In March 2022, the Russian Federation decided to indirectly amend the ‘compulsory licensing’ legal instrument, currently in place in Russia, by issuing a Decree, which targets ‘unfriendly countries’: such as the EU, UK, CA, JP, and US.

This Decree authorises a (Russian) firm to use an invention protected by a patent, utility model or industrial design in force in Russia, without the consent of the patent holder located in those ‘unfriendly countries’, with an  amount of compensation reduced to 0 % of the actual revenue of the entity. The field of technology has also been extended to several fields of technologies – broadening the scope of the initial framework of compulsory licensing.

This new measure is a form of expropriation of IP rights, and goes against the principles of compulsory licensing at the international level.

Copyright : Potential authorization of software piracy

From a worksheet released and translated by TorrentFreak, it appears that Russia mulls a suspension of all IP rights in software, which – for now – enjoys  copyright protection in Russia. If the implementation of this measure were to go through, piracy of software for which no local alternatives are available will become permissible in the Russian territory.

Trademarks : Potential abolition of restrictions on use of intellectual property

Another measures under consideration is the possibility of lifting restrictions on the use of intellectual property contained in certain goods for which the supply to Russia is limited. What goods would be covered by this measure is due to be decided in the days ahead. The decision could lead to a surge of the copying of famous brands In Russia as well as an unchecked import of infringing goods into the Russian territory. Unfortunately, there is little foreign trademark owners can do to prevent this as Russian Courts are unlikely to provide assistance given the current situation. Furthermore, a reciprocal measure taken by the West would have limited impact given the fact that Russian companies have a surprisingly small amount of trademark registrations outside of its own territory. Russian rightsholders have for example around the same number of EU trademarks as rightsholders from Lichtenstein.
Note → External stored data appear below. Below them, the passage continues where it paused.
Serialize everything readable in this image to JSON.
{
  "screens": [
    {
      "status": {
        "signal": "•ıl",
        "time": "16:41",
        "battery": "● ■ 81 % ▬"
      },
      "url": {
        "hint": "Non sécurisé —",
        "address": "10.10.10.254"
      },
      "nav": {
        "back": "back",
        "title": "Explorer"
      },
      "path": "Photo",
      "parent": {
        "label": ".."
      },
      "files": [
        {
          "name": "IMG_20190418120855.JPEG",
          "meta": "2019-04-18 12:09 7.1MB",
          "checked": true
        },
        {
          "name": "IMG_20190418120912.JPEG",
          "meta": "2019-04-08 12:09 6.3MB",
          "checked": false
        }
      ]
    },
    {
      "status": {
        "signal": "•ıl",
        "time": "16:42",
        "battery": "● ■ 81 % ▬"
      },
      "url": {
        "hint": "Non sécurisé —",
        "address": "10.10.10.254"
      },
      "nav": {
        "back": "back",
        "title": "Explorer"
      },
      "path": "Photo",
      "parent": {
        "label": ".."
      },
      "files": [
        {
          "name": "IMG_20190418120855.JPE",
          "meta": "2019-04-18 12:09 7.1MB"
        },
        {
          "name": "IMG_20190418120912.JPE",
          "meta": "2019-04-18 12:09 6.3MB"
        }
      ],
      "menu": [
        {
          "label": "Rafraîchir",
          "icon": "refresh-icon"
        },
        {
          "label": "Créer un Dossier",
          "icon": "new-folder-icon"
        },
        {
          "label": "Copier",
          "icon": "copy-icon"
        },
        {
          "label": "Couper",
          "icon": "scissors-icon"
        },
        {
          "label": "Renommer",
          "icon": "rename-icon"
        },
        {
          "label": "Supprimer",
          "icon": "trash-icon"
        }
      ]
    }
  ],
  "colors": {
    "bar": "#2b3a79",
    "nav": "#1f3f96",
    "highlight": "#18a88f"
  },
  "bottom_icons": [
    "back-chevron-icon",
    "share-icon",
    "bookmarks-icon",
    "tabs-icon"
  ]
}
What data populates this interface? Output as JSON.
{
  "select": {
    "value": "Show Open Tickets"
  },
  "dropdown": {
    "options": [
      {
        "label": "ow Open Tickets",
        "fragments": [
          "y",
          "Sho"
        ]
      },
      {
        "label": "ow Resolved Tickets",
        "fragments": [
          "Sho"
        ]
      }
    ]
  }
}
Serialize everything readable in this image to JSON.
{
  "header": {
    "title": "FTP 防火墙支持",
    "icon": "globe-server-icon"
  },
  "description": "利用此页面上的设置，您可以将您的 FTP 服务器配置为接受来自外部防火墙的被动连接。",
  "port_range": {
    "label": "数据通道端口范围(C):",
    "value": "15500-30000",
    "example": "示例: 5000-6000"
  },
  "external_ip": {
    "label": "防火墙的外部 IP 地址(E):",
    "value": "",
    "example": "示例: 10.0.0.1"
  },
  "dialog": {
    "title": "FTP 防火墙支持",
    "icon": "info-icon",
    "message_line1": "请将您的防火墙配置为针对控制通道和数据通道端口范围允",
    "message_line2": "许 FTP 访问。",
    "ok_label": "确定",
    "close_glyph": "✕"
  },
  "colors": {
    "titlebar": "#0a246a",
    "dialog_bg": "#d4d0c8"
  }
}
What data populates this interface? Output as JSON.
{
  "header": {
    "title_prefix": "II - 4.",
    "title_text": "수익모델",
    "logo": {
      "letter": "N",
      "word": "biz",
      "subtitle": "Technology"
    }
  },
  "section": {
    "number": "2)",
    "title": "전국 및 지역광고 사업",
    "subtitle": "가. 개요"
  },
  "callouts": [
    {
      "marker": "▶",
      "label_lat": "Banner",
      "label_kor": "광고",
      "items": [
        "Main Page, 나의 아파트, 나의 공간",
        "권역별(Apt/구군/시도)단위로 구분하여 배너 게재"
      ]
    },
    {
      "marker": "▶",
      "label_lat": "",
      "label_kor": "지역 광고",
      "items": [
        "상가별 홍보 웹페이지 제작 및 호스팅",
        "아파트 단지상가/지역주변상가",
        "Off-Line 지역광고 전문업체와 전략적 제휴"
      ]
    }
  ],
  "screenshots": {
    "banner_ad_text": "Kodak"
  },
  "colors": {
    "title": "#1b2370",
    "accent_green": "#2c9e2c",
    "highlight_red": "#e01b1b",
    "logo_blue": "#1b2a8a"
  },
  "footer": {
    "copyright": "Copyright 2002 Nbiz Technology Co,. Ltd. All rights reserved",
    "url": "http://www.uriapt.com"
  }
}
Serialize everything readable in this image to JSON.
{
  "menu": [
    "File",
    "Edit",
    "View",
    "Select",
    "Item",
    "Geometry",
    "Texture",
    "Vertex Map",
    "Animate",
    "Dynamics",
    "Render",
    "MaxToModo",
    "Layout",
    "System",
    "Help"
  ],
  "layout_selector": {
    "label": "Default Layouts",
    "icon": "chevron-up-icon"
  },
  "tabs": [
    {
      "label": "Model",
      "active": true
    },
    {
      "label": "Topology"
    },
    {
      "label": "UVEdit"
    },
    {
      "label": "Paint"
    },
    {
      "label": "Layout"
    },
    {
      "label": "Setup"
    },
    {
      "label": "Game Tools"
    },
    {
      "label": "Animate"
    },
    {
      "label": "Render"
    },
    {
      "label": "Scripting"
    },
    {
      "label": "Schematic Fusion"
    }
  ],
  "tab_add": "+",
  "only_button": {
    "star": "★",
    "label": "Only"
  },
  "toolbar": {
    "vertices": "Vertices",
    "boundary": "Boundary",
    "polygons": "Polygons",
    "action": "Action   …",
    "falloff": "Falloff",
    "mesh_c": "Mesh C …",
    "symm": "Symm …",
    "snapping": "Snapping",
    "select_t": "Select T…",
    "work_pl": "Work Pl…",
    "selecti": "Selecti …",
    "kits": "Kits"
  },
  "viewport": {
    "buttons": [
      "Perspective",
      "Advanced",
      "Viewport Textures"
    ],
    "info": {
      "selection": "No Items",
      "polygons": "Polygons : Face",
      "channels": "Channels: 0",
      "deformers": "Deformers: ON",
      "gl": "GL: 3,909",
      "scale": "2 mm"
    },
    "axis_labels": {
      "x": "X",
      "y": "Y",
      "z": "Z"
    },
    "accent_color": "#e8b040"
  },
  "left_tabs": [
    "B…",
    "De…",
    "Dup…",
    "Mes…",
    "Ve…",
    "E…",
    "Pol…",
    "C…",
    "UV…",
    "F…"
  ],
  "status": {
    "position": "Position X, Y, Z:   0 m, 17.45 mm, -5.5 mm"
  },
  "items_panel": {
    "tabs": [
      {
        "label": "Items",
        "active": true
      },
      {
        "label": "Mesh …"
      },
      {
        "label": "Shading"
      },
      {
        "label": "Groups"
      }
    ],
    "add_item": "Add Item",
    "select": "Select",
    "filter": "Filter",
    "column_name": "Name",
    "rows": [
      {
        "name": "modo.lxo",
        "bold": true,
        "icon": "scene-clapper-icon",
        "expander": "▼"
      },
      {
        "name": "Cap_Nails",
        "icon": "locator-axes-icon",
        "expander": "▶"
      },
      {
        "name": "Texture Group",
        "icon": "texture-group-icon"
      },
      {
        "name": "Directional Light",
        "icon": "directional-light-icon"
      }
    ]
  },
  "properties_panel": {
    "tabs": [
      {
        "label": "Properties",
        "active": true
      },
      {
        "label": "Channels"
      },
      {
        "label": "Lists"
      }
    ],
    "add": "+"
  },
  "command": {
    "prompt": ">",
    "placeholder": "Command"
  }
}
Indirect impact of economic sanctions on IP rights

Many corporations have left Russia since Putin ordered the invasion of Ukraine on February 24th, amongst which major players such as McDonalds, Inditex and LVMH. Depending on when and if these companies will re-enter the Russian market, this will raise some important questions on the validity of their trademarks and patents. According to Russian trademark law, registrations may be cancelled in the event of non-use of a trademark during a period of three years. Maintaining registered trademarks might thus become difficult for companies that halted their activities in the Russian territory, but also for those who are unable to export their good to Russia due to economic sanctions imposed by both sides. This reasoning can also be applied to non-used patents, where ‘regular’ compulsory licensing can be applied by the Government.


As IP professionals, we would like to advise you to re-assess your portfolio in view of your commercial intentions in Russia, even though we recognize that the humanitarian concerns of the current situation are far more uncertain & pressing.